An AP analysis of the report shows that the words "blame" and "mistake" never appear. "Fault" shows up 20 times, but only once in the same sentence as the company's name.

Steve Yerrid, special counsel on the oil spill for Florida Gov. Charlie Crist, said the report clearly shows the company is attempting to spread blame for the well disaster, foreshadowing what will be a likely legal effort to force Halliburton and Transocean, and perhaps others, to share costs such as paying claims and government penalties.

In midday trading in New York, BP shares were up $1.15, or 3 percent, to $38.32.
Several divisions of the U.S. government, including the Justice Department, Coast Guard and Bureau of Ocean Energy Management, Regulation and Enforcement, are also investigating the explosion.

The blowout preventer was raised from the water off the coast of Louisiana on Saturday. As of Tuesday afternoon, it had not reached a NASA facility in New Orleans where government investigators planned to analyze it, so those conclusions were not part of BP's report.

Retired Coast Guard Adm. Thad Allen, the government's point man on the spill response, said the BP report will add to investigators' understanding "but is not the end-all-be-all ... about why it happened and what needs to happen in the future."
The rig explosion killed 11 workers and sent 206 million gallons of oil spewing from BP's undersea well.

Investigators know the explosion was triggered by a bubble of methane gas that escaped from the well and shot up the drill column, expanding quickly as it burst through several seals and barriers before igniting.

But they don't know exactly how or why the gas escaped. And they don't know why the blowout preventer didn't seal the well pipe at the sea bottom after the eruption, as it was supposed to.

There were signs of problems prior to the explosion, including an unexpected loss of fluid from a pipe known as a riser five hours before the explosion that could have indicated a leak in the blowout preventer.

Witness statements show that rig workers talked just minutes before the blowout about pressure problems in the well.

At first, nobody seemed too worried, workers have said. Then panic set in.

Workers called their bosses to report that the well was "coming in" and that they were "getting mud back." The drilling supervisor, Jason Anderson, tried to shut down the well.

It didn't work. At least two explosions turned the rig into an inferno.

In its report, BP defended the well's design, which has been criticized by industry experts. It also said "more thorough review and testing by Halliburton" and "stronger quality assurance" by BP's well team well might have identified potential flaws and weaknesses in the design for the cement job.

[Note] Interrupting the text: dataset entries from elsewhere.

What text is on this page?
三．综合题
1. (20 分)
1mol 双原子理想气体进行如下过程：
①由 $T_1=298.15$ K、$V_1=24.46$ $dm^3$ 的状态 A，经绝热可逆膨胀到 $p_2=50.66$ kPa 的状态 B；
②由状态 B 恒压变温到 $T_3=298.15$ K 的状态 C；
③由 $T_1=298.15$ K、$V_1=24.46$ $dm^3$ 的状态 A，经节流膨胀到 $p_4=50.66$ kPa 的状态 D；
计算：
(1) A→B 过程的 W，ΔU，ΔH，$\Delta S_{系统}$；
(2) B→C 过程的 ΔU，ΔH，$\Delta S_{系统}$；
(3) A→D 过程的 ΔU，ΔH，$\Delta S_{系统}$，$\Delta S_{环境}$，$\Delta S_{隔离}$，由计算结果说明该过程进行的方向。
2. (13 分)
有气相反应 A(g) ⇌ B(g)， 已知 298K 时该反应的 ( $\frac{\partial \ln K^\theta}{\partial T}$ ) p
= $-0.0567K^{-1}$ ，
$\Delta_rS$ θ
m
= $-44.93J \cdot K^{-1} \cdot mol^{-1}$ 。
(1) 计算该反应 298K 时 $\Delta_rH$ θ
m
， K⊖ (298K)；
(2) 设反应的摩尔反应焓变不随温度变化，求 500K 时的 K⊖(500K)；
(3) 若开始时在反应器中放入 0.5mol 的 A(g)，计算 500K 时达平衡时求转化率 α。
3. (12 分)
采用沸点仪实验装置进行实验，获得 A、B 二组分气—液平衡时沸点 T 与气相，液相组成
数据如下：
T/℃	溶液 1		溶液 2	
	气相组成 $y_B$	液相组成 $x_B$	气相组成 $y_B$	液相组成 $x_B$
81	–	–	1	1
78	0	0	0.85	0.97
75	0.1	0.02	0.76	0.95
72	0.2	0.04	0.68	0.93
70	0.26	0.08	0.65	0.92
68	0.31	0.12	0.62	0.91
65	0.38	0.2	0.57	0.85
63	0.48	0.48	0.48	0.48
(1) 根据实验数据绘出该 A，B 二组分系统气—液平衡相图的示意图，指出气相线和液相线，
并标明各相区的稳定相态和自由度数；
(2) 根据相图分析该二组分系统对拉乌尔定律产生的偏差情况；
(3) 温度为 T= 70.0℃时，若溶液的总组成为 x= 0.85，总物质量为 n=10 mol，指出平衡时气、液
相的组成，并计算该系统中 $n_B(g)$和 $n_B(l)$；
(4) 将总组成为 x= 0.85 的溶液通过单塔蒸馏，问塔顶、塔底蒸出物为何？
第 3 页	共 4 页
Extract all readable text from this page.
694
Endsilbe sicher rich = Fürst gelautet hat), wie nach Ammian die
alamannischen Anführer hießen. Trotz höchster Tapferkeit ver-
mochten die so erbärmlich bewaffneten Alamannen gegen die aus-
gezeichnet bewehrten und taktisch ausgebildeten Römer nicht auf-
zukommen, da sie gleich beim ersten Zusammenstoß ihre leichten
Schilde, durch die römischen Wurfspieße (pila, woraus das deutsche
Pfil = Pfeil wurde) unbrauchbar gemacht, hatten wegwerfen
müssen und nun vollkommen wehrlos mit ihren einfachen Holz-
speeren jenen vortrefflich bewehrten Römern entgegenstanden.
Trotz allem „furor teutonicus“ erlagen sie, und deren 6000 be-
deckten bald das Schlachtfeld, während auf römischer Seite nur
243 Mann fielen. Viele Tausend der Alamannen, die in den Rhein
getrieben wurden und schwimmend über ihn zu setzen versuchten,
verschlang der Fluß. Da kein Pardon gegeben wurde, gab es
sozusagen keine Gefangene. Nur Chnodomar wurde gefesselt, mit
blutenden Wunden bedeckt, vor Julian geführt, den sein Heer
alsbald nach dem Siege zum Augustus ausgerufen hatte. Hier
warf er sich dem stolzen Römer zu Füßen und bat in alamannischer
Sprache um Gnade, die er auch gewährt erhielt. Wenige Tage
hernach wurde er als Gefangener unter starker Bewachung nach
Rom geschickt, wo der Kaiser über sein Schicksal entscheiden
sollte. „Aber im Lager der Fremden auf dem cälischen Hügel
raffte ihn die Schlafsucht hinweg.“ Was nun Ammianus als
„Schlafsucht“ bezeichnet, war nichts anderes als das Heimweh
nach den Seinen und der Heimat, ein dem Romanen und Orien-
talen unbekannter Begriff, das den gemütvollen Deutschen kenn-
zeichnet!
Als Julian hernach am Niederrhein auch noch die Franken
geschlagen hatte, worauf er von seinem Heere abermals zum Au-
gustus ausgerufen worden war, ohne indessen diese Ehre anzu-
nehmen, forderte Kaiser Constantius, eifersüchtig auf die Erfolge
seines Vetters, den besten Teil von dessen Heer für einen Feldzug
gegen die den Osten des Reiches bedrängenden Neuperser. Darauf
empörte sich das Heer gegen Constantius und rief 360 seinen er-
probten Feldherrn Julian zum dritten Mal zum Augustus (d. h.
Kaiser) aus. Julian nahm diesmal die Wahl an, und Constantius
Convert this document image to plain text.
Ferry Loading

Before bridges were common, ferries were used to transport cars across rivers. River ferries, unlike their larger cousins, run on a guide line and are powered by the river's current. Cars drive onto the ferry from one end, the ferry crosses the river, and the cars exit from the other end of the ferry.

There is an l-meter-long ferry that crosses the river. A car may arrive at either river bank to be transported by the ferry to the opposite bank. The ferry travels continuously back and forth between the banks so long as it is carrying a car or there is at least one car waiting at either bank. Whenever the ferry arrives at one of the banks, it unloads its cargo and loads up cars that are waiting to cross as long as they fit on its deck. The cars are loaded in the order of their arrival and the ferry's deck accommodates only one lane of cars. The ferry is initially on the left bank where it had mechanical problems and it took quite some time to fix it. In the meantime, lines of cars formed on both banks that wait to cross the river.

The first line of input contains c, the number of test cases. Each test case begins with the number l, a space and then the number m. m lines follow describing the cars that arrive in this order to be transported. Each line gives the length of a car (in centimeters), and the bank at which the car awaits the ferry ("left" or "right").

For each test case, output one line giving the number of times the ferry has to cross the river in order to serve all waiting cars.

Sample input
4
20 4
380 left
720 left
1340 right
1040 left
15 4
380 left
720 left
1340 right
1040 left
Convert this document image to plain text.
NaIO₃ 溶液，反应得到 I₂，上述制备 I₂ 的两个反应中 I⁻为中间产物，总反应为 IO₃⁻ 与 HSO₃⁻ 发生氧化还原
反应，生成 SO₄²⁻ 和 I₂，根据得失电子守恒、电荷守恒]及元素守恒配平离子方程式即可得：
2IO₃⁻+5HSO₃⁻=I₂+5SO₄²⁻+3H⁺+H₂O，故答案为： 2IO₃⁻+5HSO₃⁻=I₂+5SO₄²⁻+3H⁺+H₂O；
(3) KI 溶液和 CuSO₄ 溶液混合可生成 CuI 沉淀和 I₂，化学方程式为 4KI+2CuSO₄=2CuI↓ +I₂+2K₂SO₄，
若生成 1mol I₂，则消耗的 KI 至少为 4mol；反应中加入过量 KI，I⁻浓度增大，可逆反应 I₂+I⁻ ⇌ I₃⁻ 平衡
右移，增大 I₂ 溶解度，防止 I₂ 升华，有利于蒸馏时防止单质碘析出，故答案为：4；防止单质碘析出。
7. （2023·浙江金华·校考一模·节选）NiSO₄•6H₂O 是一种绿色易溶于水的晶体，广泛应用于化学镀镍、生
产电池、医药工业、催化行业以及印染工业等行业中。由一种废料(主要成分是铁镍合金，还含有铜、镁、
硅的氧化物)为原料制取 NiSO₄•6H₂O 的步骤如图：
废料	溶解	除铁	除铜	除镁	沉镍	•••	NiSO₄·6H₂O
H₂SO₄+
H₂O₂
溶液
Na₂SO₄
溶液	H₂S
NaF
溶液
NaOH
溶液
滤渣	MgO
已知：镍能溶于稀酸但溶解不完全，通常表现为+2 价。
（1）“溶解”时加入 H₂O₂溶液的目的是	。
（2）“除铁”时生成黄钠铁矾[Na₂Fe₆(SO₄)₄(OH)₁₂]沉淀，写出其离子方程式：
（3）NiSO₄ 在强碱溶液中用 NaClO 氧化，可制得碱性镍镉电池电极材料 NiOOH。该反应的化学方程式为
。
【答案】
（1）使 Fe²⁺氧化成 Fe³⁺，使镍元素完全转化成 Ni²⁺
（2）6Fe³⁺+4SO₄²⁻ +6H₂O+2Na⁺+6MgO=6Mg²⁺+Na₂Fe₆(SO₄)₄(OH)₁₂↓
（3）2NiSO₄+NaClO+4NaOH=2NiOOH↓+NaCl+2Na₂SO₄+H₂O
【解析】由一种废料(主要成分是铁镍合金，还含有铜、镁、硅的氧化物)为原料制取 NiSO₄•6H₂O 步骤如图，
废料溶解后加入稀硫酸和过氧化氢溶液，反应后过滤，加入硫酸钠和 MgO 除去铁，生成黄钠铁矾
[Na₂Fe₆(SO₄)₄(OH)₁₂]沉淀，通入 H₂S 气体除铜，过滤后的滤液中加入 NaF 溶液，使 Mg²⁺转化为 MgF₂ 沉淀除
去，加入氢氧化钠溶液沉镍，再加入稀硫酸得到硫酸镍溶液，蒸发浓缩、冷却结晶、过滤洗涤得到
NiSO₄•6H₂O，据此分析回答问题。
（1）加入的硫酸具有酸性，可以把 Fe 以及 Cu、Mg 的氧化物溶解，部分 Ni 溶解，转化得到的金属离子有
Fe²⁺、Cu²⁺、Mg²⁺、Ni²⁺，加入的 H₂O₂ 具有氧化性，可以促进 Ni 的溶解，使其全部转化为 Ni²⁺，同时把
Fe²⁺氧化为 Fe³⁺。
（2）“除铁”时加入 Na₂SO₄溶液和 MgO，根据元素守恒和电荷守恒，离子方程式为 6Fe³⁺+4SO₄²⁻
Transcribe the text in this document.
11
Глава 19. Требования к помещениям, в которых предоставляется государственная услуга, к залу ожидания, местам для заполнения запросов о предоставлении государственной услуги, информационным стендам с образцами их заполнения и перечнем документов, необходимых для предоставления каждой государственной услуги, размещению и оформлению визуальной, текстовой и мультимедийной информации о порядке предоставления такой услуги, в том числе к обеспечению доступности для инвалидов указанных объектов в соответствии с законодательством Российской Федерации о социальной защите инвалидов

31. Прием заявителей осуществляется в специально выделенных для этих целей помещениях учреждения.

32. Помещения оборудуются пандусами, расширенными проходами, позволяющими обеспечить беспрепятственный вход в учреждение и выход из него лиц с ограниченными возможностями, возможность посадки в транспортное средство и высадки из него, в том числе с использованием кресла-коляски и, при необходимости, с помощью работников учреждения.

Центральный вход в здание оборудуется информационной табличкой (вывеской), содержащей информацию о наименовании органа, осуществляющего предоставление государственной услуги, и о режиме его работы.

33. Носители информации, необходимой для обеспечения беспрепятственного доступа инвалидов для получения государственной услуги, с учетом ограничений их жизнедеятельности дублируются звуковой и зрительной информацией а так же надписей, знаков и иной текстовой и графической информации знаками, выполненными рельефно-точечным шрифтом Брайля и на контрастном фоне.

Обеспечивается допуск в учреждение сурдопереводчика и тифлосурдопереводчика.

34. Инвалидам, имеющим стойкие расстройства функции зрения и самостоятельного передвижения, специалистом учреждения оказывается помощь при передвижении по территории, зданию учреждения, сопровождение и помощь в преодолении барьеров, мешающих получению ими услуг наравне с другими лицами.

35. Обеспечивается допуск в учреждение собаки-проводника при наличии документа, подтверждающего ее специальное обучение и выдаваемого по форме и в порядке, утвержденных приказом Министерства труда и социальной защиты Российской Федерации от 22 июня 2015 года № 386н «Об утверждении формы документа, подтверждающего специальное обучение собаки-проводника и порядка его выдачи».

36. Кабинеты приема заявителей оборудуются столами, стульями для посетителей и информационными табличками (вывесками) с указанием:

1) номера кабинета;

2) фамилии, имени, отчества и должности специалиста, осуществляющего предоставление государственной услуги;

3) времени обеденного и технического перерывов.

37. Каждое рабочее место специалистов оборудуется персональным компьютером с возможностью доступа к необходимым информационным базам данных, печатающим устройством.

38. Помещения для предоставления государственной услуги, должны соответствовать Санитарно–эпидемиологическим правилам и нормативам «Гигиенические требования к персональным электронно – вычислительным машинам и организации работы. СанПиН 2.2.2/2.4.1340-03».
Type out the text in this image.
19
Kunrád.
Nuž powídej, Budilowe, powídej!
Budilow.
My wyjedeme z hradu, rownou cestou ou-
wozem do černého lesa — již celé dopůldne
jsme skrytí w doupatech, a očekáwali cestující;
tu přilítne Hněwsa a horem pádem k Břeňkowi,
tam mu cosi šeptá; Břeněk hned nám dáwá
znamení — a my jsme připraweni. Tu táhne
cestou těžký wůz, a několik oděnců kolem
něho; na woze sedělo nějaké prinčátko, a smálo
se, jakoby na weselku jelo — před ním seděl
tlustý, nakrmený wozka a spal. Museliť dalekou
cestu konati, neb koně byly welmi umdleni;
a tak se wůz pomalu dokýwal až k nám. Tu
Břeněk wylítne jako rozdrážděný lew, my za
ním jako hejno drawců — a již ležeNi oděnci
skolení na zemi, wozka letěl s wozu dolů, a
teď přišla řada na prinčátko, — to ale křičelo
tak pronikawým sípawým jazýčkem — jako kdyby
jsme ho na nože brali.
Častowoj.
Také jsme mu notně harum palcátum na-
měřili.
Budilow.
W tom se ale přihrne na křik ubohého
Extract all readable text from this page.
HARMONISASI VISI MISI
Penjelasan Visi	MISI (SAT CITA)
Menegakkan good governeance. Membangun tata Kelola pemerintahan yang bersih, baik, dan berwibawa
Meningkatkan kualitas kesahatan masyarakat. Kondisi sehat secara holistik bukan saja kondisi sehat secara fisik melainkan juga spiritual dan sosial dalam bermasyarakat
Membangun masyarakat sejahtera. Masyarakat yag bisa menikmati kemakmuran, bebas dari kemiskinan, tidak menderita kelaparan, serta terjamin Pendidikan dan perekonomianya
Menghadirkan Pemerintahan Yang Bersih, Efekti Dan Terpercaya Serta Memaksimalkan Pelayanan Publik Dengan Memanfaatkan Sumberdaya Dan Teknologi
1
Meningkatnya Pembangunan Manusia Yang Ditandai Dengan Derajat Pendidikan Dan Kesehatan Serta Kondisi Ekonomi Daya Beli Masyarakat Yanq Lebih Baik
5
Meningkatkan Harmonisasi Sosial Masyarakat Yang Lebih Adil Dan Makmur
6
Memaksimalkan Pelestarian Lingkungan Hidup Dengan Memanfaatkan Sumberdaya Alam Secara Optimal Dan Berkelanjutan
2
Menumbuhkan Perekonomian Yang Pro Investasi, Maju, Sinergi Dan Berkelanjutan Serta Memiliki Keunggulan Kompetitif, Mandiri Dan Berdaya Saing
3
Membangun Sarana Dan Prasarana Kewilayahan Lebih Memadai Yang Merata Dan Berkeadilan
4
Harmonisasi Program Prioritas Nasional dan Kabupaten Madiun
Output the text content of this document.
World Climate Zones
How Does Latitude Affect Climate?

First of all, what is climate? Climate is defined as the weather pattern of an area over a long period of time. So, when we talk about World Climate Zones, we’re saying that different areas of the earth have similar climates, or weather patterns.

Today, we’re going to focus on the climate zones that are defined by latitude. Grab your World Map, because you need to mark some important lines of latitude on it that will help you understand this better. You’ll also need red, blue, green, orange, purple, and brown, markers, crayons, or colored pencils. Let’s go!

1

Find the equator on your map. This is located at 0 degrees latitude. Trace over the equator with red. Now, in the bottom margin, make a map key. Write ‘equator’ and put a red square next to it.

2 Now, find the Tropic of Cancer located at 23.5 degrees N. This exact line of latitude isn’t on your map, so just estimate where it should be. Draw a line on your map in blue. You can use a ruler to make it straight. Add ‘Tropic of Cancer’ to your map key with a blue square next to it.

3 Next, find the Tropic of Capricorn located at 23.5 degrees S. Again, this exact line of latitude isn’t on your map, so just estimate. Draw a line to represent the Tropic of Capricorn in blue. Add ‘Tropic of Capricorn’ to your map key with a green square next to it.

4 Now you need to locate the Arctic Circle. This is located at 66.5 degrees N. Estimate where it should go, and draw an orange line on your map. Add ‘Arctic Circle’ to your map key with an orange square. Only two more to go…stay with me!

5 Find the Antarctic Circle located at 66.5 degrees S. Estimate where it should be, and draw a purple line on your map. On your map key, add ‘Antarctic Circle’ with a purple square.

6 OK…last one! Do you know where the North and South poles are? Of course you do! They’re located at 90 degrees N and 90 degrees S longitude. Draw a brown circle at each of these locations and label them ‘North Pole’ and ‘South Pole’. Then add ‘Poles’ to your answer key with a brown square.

Other conclusions in the report include:
• BP says its use of six centralizers, key devices used as part of the process to plug a well, instead of the 21 recommended by Halliburton likely did not contribute to the cement's failure. Congress has questioned BP's decision, because centralizers ensure casing runs down the center of the well bore and an imperfect seal could allow oil and gas to shoot up.
• BP said that while drilling the well on March 8, more than a month before the disaster, there was a "kick," or fluid entering the well bore from the oil reservoir, that wasn't noticed for 33 minutes. BP says there's no evidence Transocean took any documented, corrective actions with the rig crew either to acknowledge or address the response time.
• Workers realized eight minutes before the blast that flammable oil and gas was traveling up the pipe connecting the rig to the well head, although data revealed that would happen 40 minutes before the explosion.
• The blowout preventer failed to do its job in part because equipment was faulty but also because it was damaged during the explosion.
• The drilling crew routed the flow from the blownout well to a system on the rig instead of overboard, a decision that allowed gas to get into ventilation systems, where it caught fire.